I have learnt a few tips to make keeping a reading journal like this a bit easier. Firstly, read when your brain is fresh, otherwise it’s harder to focus and remember the main points and you find yourself having to keep going back to the reading and then you’re copying quotes instead of summarising in your own words. Second, make sure you write the FULL bibliographical reference at the top of the summary – there is nothing worse than having to chase down references later on. Thirdly, keep your journal with you – if you get a few spare minutes and want to read it’s nice to have your book with you (if you keep a hard copy) and to keep these summaries in one place. I have reading journal entries in my book and on my PC and on bits of paper stapled to printed-out articles and it’s a bit hard to keep track of it all.

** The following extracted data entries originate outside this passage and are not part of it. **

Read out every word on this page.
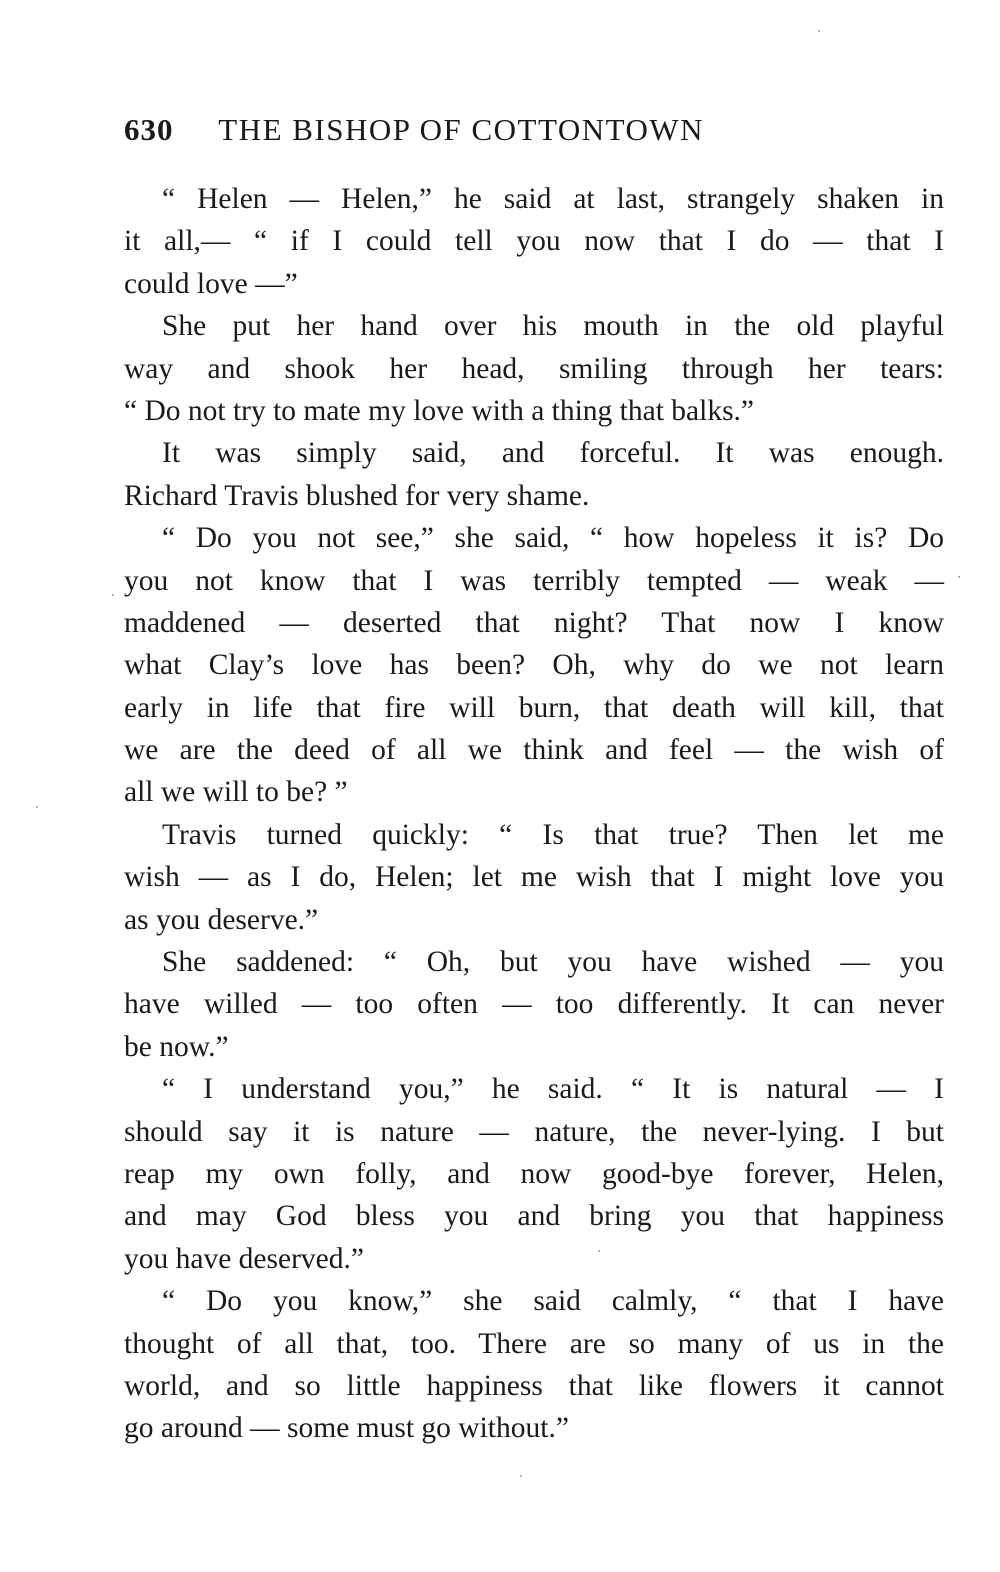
630 THE BISHOP OF COTTONTOWN
“ Helen — Helen,” he said at last, strangely shaken in
it all,— “ if I could tell you now that I do — that I
could love —”
She put her hand over his mouth in the old playful
way and shook her head, smiling through her tears:
“ Do not try to mate my love with a thing that balks.”
It was simply said, and forceful. It was enough.
Richard Travis blushed for very shame.
“ Do you not see,” she said, “ how hopeless it is? Do
you not know that I was terribly tempted — weak —
maddened — deserted that night? That now I know
what Clay’s love has been? Oh, why do we not learn
early in life that fire will burn, that death will kill, that
we are the deed of all we think and feel — the wish of
all we will to be? ”
Travis turned quickly: “ Is that true? Then let me
wish — as I do, Helen; let me wish that I might love you
as you deserve.”
She saddened: “ Oh, but you have wished — you
have willed — too often — too differently. It can never
be now.”
“ I understand you,” he said. “ It is natural — I
should say it is nature — nature, the never-lying. I but
reap my own folly, and now good-bye forever, Helen,
and may God bless you and bring you that happiness
you have deserved.”
“ Do you know,” she said calmly, “ that I have
thought of all that, too. There are so many of us in the
world, and so little happiness that like flowers it cannot
go around — some must go without.”
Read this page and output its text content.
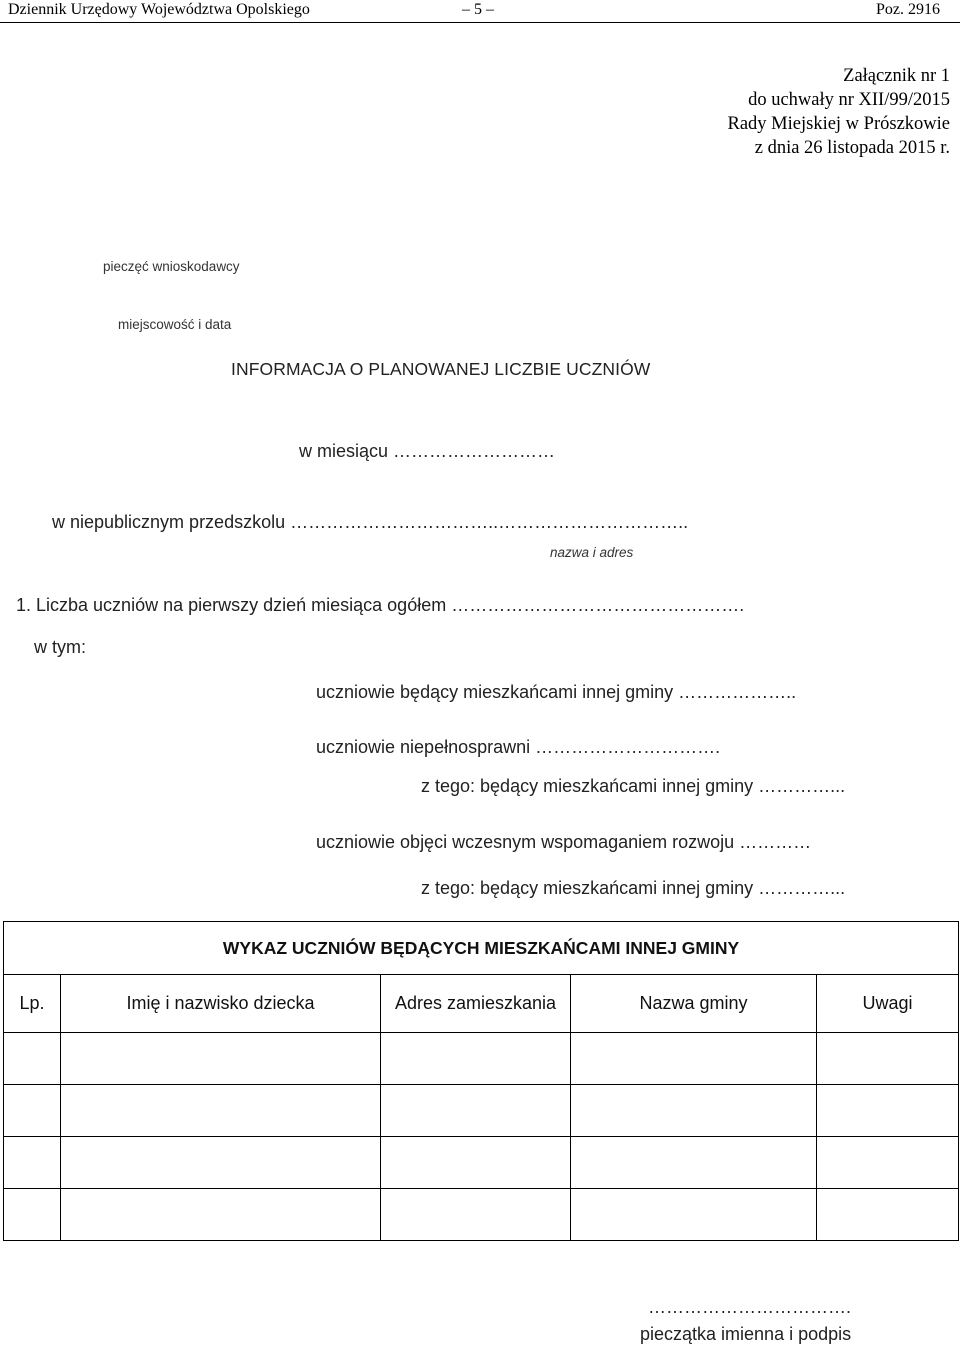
Dziennik Urzędowy Województwa Opolskiego	– 5 –	Poz. 2916
Załącznik nr 1
do uchwały nr XII/99/2015
Rady Miejskiej w Prószkowie
z dnia 26 listopada 2015 r.
pieczęć wnioskodawcy
miejscowość i data
INFORMACJA O PLANOWANEJ LICZBIE UCZNIÓW
w miesiącu ………………………
w niepublicznym przedszkolu ……………………………..…………………………..
nazwa i adres
1. Liczba uczniów na pierwszy dzień miesiąca ogółem ………………………………………….
w tym:
uczniowie będący mieszkańcami innej gminy ………………..
uczniowie niepełnosprawni ………………………….
z tego: będący mieszkańcami innej gminy …………...
uczniowie objęci wczesnym wspomaganiem rozwoju …………
z tego: będący mieszkańcami innej gminy …………...
WYKAZ UCZNIÓW BĘDĄCYCH MIESZKAŃCAMI INNEJ GMINY				
Lp.	Imię i nazwisko dziecka	Adres zamieszkania	Nazwa gminy	Uwagi

…………………………….
pieczątka imienna i podpis
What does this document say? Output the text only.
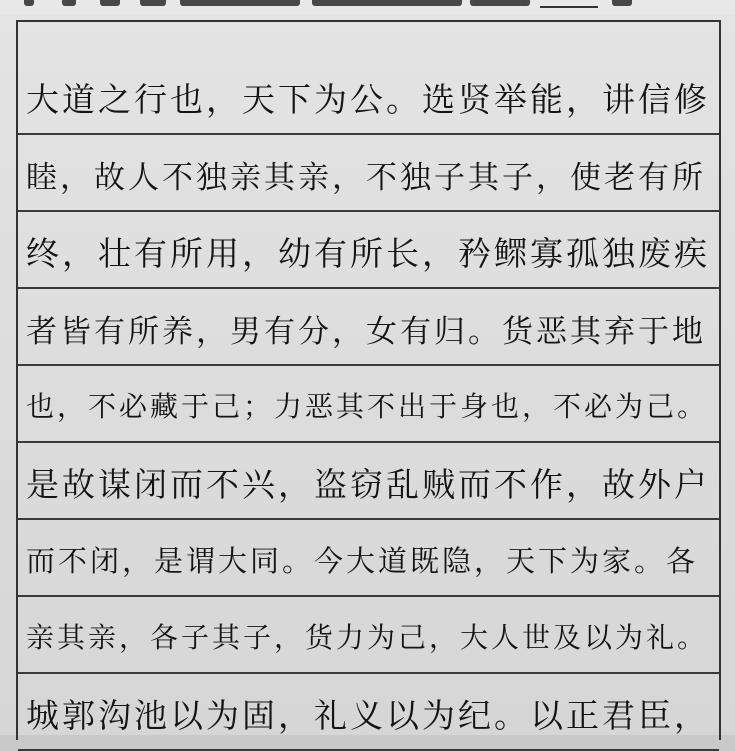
大道之行也，天下为公。选贤举能，讲信修
睦，故人不独亲其亲，不独子其子，使老有所
终，壮有所用，幼有所长，矜鳏寡孤独废疾
者皆有所养，男有分，女有归。货恶其弃于地
也，不必藏于己；力恶其不出于身也，不必为己。
是故谋闭而不兴，盗窃乱贼而不作，故外户
而不闭，是谓大同。今大道既隐，天下为家。各
亲其亲，各子其子，货力为己，大人世及以为礼。
城郭沟池以为固，礼义以为纪。以正君臣，
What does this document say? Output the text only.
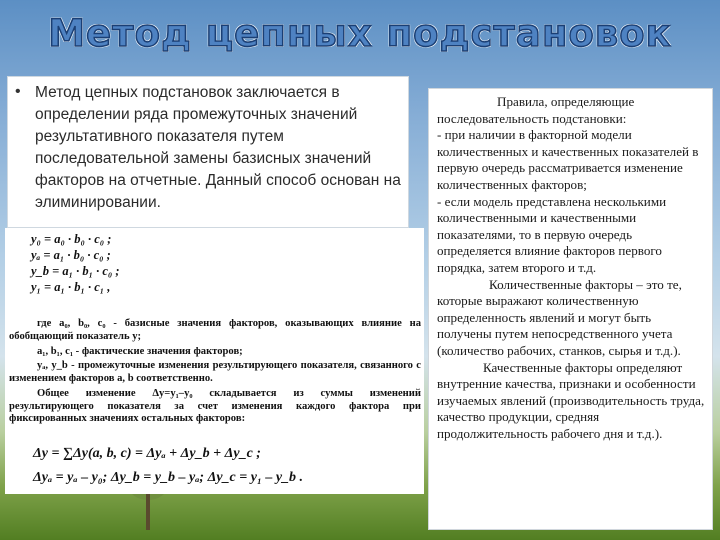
Метод цепных подстановок
• Метод цепных подстановок заключается в определении ряда промежуточных значений результативного показателя путем последовательной замены базисных значений факторов на отчетные. Данный способ основан на элиминировании.
y₀ = a₀ · b₀ · c₀ ;
yₐ = a₁ · b₀ · c₀ ;
y_b = a₁ · b₁ · c₀ ;
y₁ = a₁ · b₁ · c₁ ,

где a₀, b₀, c₀ - базисные значения факторов, оказывающих влияние на обобщающий показатель y;

a₁, b₁, c₁ - фактические значения факторов;

yₐ, y_b - промежуточные изменения результирующего показателя, связанного с изменением факторов a, b соответственно.

Общее изменение Δy=y₁–y₀ складывается из суммы изменений результирующего показателя за счет изменения каждого фактора при фиксированных значениях остальных факторов:

Δy = ∑Δy(a, b, c) = Δyₐ + Δy_b + Δy_c ;
Δyₐ = yₐ – y₀; Δy_b = y_b – yₐ; Δy_c = y₁ – y_b .

Правила, определяющие последовательность подстановки:

- при наличии в факторной модели количественных и качественных показателей в первую очередь рассматривается изменение количественных факторов;

- если модель представлена несколькими количественными и качественными показателями, то в первую очередь определяется влияние факторов первого порядка, затем второго и т.д.

Количественные факторы – это те, которые выражают количественную определенность явлений и могут быть получены путем непосредственного учета (количество рабочих, станков, сырья и т.д.).

Качественные факторы определяют внутренние качества, признаки и особенности изучаемых явлений (производительность труда, качество продукции, средняя продолжительность рабочего дня и т.д.).
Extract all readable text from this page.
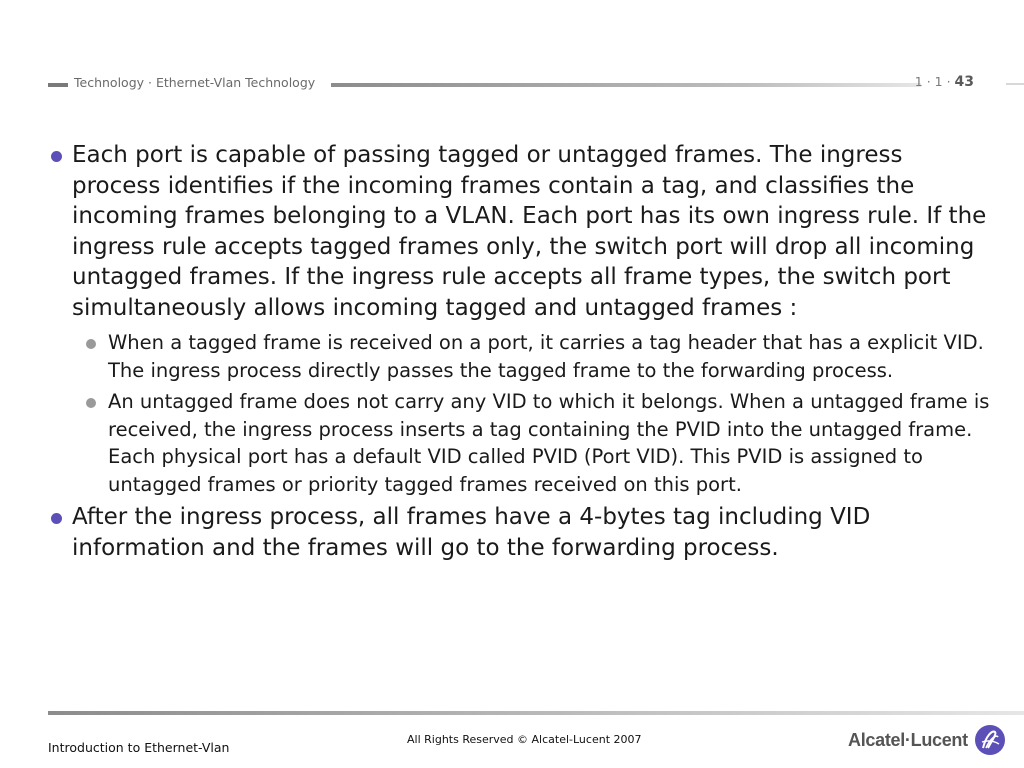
Technology · Ethernet-Vlan Technology	1 · 1 · 43
Each port is capable of passing tagged or untagged frames. The ingress process identifies if the incoming frames contain a tag, and classifies the incoming frames belonging to a VLAN. Each port has its own ingress rule. If the ingress rule accepts tagged frames only, the switch port will drop all incoming untagged frames. If the ingress rule accepts all frame types, the switch port simultaneously allows incoming tagged and untagged frames :
When a tagged frame is received on a port, it carries a tag header that has a explicit VID. The ingress process directly passes the tagged frame to the forwarding process.
An untagged frame does not carry any VID to which it belongs. When a untagged frame is received, the ingress process inserts a tag containing the PVID into the untagged frame. Each physical port has a default VID called PVID (Port VID). This PVID is assigned to untagged frames or priority tagged frames received on this port.
After the ingress process, all frames have a 4-bytes tag including VID information and the frames will go to the forwarding process.
Introduction to Ethernet-Vlan
All Rights Reserved © Alcatel-Lucent 2007	Alcatel·Lucent
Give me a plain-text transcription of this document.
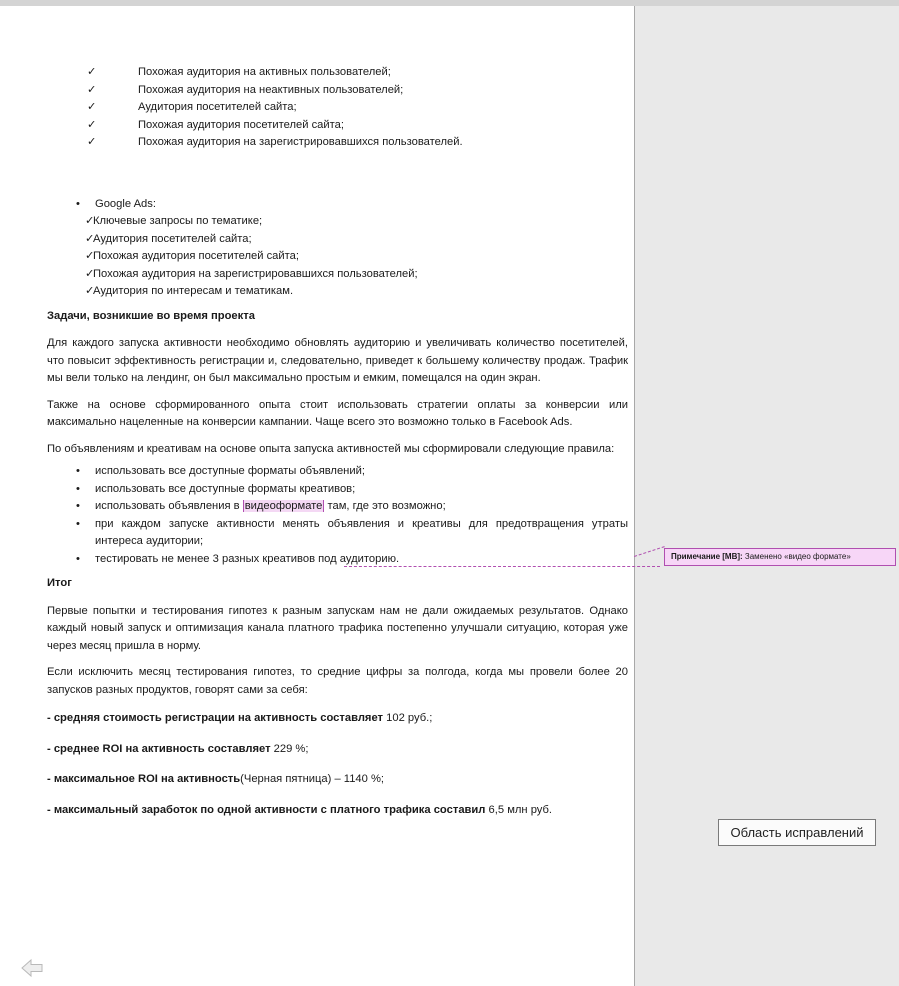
✓	Похожая аудитория на активных пользователей;
✓	Похожая аудитория на неактивных пользователей;
✓	Аудитория посетителей сайта;
✓	Похожая аудитория посетителей сайта;
✓	Похожая аудитория на зарегистрировавшихся пользователей.
• Google Ads:
✓
Ключевые запросы по тематике;
✓
Аудитория посетителей сайта;
✓
Похожая аудитория посетителей сайта;
✓
Похожая аудитория на зарегистрировавшихся пользователей;
✓
Аудитория по интересам и тематикам.
Задачи, возникшие во время проекта

Для каждого запуска активности необходимо обновлять аудиторию и увеличивать количество посетителей, что повысит эффективность регистрации и, следовательно, приведет к большему количеству продаж. Трафик мы вели только на лендинг, он был максимально простым и емким, помещался на один экран.

Также на основе сформированного опыта стоит использовать стратегии оплаты за конверсии или максимально нацеленные на конверсии кампании. Чаще всего это возможно только в Facebook Ads.

По объявлениям и креативам на основе опыта запуска активностей мы сформировали следующие правила:

• использовать все доступные форматы объявлений;
• использовать все доступные форматы креативов;
• использовать объявления в видеоформате там, где это возможно;
• при каждом запуске активности менять объявления и креативы для предотвращения утраты интереса аудитории;
• тестировать не менее 3 разных креативов под аудиторию.
Итог

Первые попытки и тестирования гипотез к разным запускам нам не дали ожидаемых результатов. Однако каждый новый запуск и оптимизация канала платного трафика постепенно улучшали ситуацию, которая уже через месяц пришла в норму.

Если исключить месяц тестирования гипотез, то средние цифры за полгода, когда мы провели более 20 запусков разных продуктов, говорят сами за себя:

- средняя стоимость регистрации на активность составляет 102 руб.;
- среднее ROI на активность составляет 229 %;
- максимальное ROI на активность(Черная пятница) – 1140 %;
- максимальный заработок по одной активности с платного трафика составил 6,5 млн руб.
Примечание [MB]: Заменено «видео формате»
Область исправлений
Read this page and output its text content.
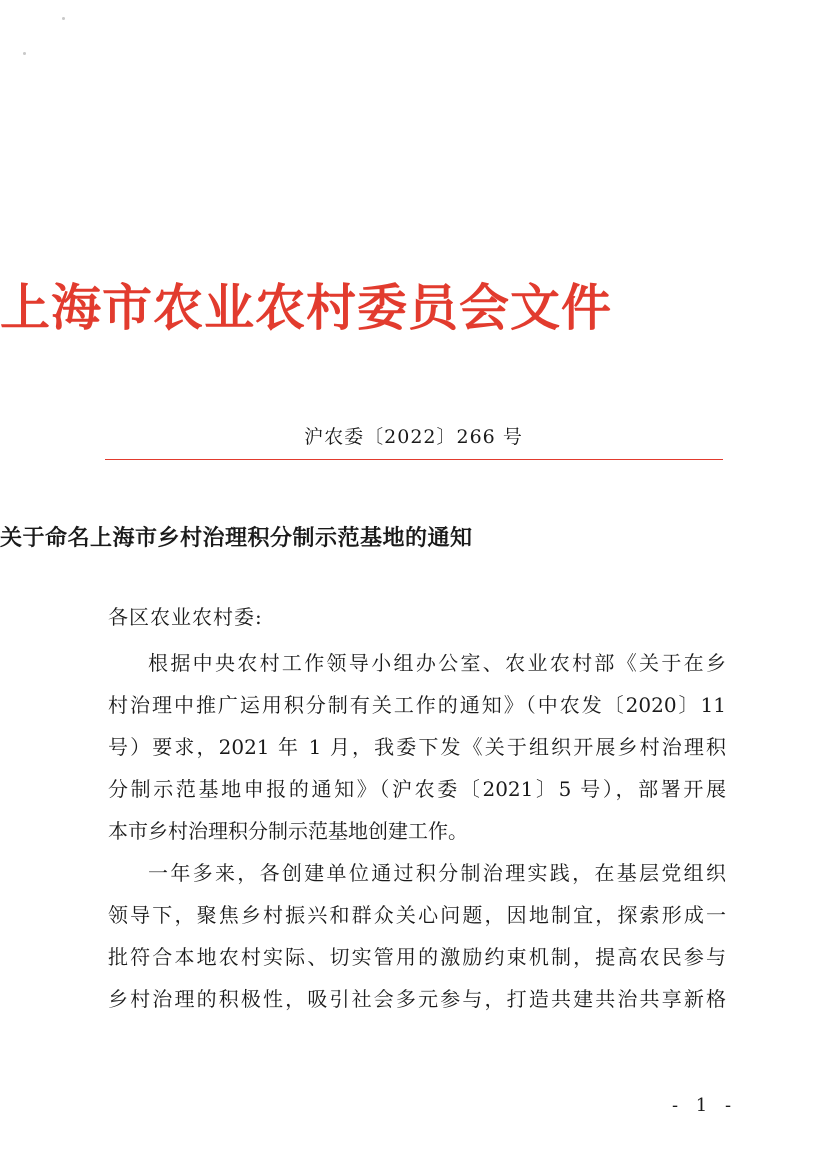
上海市农业农村委员会文件
沪农委〔2022〕266 号
关于命名上海市乡村治理积分制示范基地的通知
各区农业农村委:
根据中央农村工作领导小组办公室、农业农村部《关于在乡
村治理中推广运用积分制有关工作的通知》（中农发〔2020〕11
号）要求，2021 年 1 月，我委下发《关于组织开展乡村治理积
分制示范基地申报的通知》（沪农委〔2021〕5 号），部署开展
本市乡村治理积分制示范基地创建工作。
一年多来，各创建单位通过积分制治理实践，在基层党组织
领导下，聚焦乡村振兴和群众关心问题，因地制宜，探索形成一
批符合本地农村实际、切实管用的激励约束机制，提高农民参与
乡村治理的积极性，吸引社会多元参与，打造共建共治共享新格
- 1 -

This reading journal has changed the way I read and make notes, and has really helped me to find my own voice as a writer in this PhD and even in papers and other things I am writing.

research journal inside

An example of a writing/drawing page in my research journal

The other journal I keep is more personal and something I also learnt about during this Doc week. It’s my research journal. This is where I scribble ideas for parts of my thesis, ideas for papers I want to write related to my PhD research, notes about my frustrations, triumphs, setbacks, writing process and inklings, and so on. I draw pictures, I write more linear entries, I draw ‘word-pictures’ – it is a creative, personal space where I record my journey, and where the ‘archaeological dig’ that has been my study has unfolded and evolved over the past almost-two years – and is still unfolding. I take it to work with me everyday, and home again. I never know when the muse will strike, and I scribble sometimes on the way to work while my husband drives, or sitting in bed on a Saturday morning, or quickly between meetings at work. This journal has been very useful as a part-confessional diary and part-intellectual work-space. A small tip: if you are going to start one, buy a pretty journal from a bookshop. It’s more inspiring and enjoyable to keep a journal that is lovely to look at than one in a plain A4 book with a brown or black cover. :-).

I highly recommend keeping one of each of these journals – the reading journal for the more ‘academic’ work you are doing, and the research journal for your own personal as well as academic processes and thoughts and ideas. These tools are useful for the PhD journey itself and beyond or outside of it.